Even NVIDIA’s (NVDA) price ratios show that its stock is overvalued, but investors continue to enjoy capital gains. Why? NVIDIA is a growth stock, and its stock price is influenced more by its future growth opportunities than what it has already achieved. However, price ratios are a good measure for stocks such as Intel (INTC) and Qualcomm (QCOM), for which price growth largely depends on earnings growth.

Let’s take a look at some other price ratios to understand Micron’s actual valuation.

Other price ratios

Micron’s PS (price-to-sales) ratio of 2.3x is higher than the industry average of 2.2x, and its PB (price-to-book) ratio of 2.3x is slightly lower than the industry average of 3.0x.
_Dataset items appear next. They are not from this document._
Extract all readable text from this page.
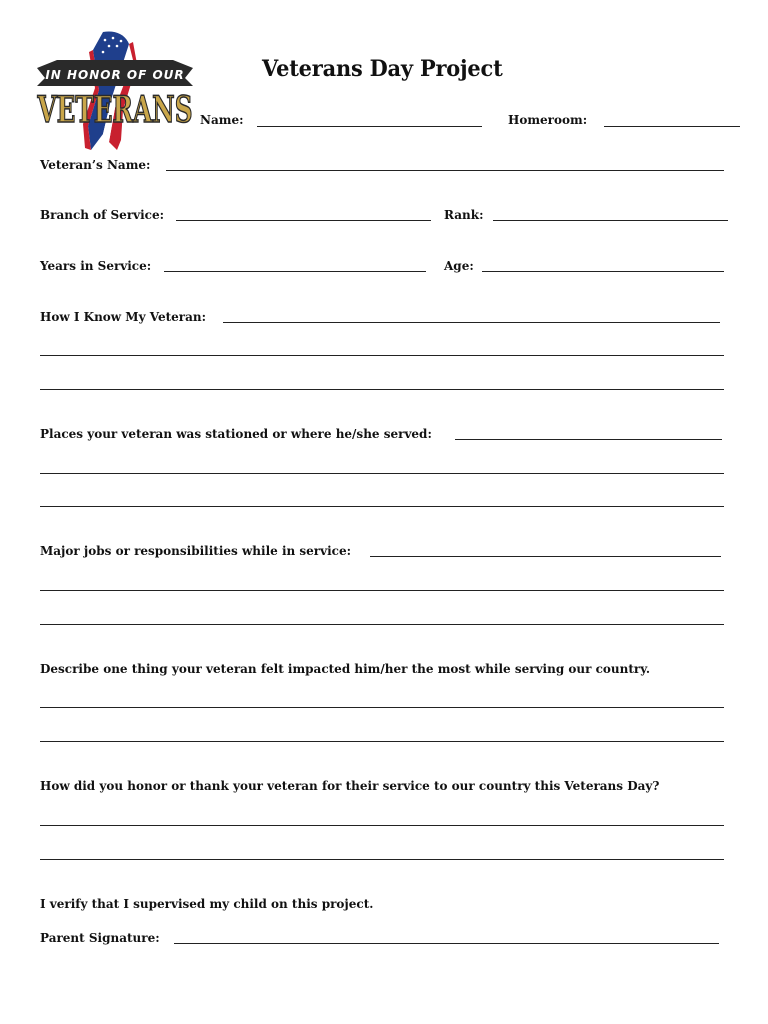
IN HONOR OF OUR
VETERANS
Veterans Day Project
Name:	Homeroom:
Veteran’s Name:
Branch of Service:	Rank:
Years in Service:	Age:
How I Know My Veteran:
Places your veteran was stationed or where he/she served:
Major jobs or responsibilities while in service:
Describe one thing your veteran felt impacted him/her the most while serving our country.
How did you honor or thank your veteran for their service to our country this Veterans Day?
I verify that I supervised my child on this project.
Parent Signature:
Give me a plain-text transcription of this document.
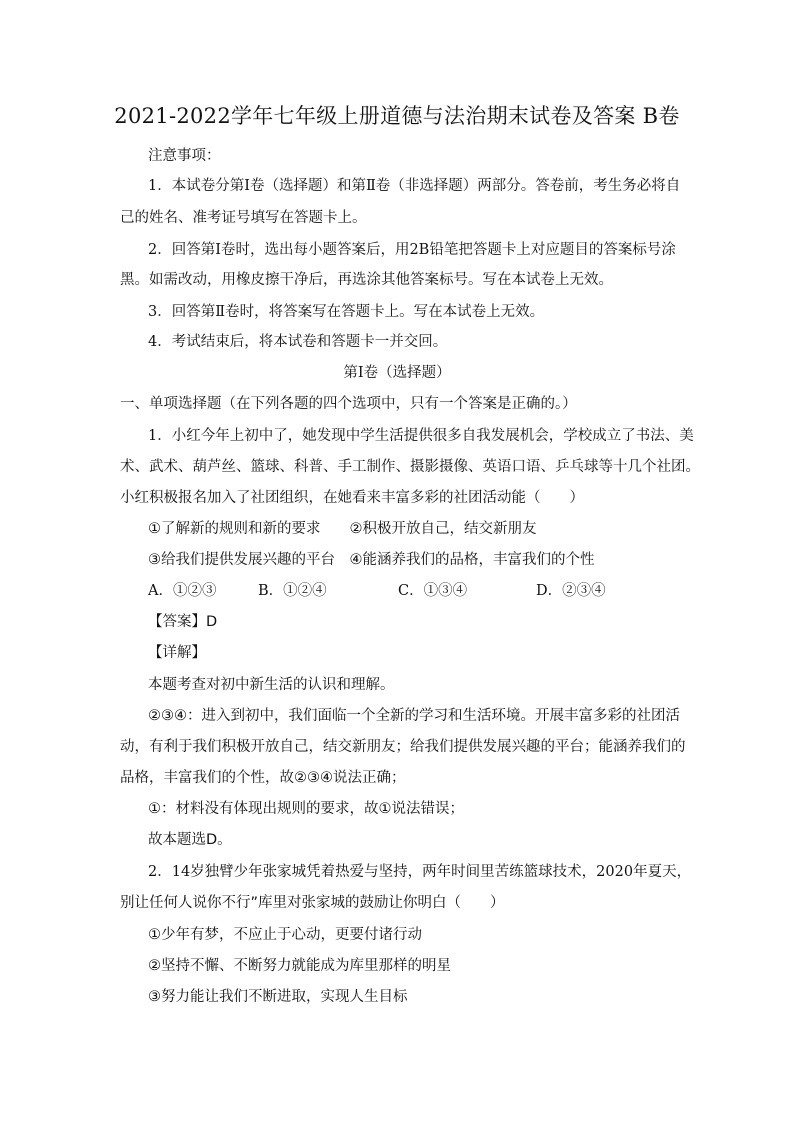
2021-2022学年七年级上册道德与法治期末试卷及答案 B卷
注意事项：
1．本试卷分第Ⅰ卷（选择题）和第Ⅱ卷（非选择题）两部分。答卷前，考生务必将自
己的姓名、准考证号填写在答题卡上。
2．回答第Ⅰ卷时，选出每小题答案后，用2B铅笔把答题卡上对应题目的答案标号涂
黑。如需改动，用橡皮擦干净后，再选涂其他答案标号。写在本试卷上无效。
3．回答第Ⅱ卷时，将答案写在答题卡上。写在本试卷上无效。
4．考试结束后，将本试卷和答题卡一并交回。
第Ⅰ卷（选择题）
一、单项选择题（在下列各题的四个选项中，只有一个答案是正确的。）
1．小红今年上初中了，她发现中学生活提供很多自我发展机会，学校成立了书法、美
术、武术、葫芦丝、篮球、科普、手工制作、摄影摄像、英语口语、乒乓球等十几个社团。
小红积极报名加入了社团组织，在她看来丰富多彩的社团活动能（　　）
①了解新的规则和新的要求　　②积极开放自己，结交新朋友
③给我们提供发展兴趣的平台　④能涵养我们的品格，丰富我们的个性
A．①②③	B．①②④	C．①③④	D．②③④
【答案】D
【详解】
本题考查对初中新生活的认识和理解。
②③④：进入到初中，我们面临一个全新的学习和生活环境。开展丰富多彩的社团活
动，有利于我们积极开放自己，结交新朋友；给我们提供发展兴趣的平台；能涵养我们的
品格，丰富我们的个性，故②③④说法正确；
①：材料没有体现出规则的要求，故①说法错误；
故本题选D。
2．14岁独臂少年张家城凭着热爱与坚持，两年时间里苦练篮球技术，2020年夏天，
别让任何人说你不行”库里对张家城的鼓励让你明白（　　）
①少年有梦，不应止于心动，更要付诸行动
②坚持不懈、不断努力就能成为库里那样的明星
③努力能让我们不断进取，实现人生目标
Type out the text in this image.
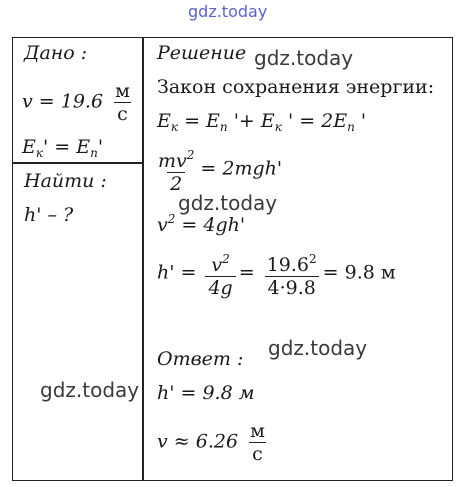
gdz.today
gdz.today
gdz.today
gdz.today
gdz.today
Дано :
$v = 19.6 \frac{м}{с}$
$E_к' = E_п'$
Найти :
h' – ?
Решение
Закон сохранения энергии:
$E_к = E_п$ '+ $E_к$ ' = $2E_п$ '
$\frac{mv^2}{2} = 2mgh'$
$v^2 = 4gh'$
$h' = \frac{v^2}{4g} = \frac{19.6^2}{4\cdot 9.8} = 9.8$ м
Ответ :
h' = 9.8 м
$v \approx 6.26 \frac{м}{с}$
If Micron were a cheap stock, these two ratios would be near their historical lows, but that’s not the case.

Micron’s 2017 PS ratio of 2.3x was slightly lower than its 2014 PS ratio of 2.6x (when the company was enjoying a DRAM market upturn) but higher than its 2016 PS ratio of 1.8x (when the company faced a DRAM downturn). Similarly, its 2017 PB ratio of 2.3x was lower than its 2014 PB ratio of 3.5x but higher than its 2016 PB ratio of 2.0x.

These metrics show that Micron stock is not as cheap as it appears but not as expensive as its previous uptrends. Even if investors buy the stock at its current valuation, they could enjoy some capital gains.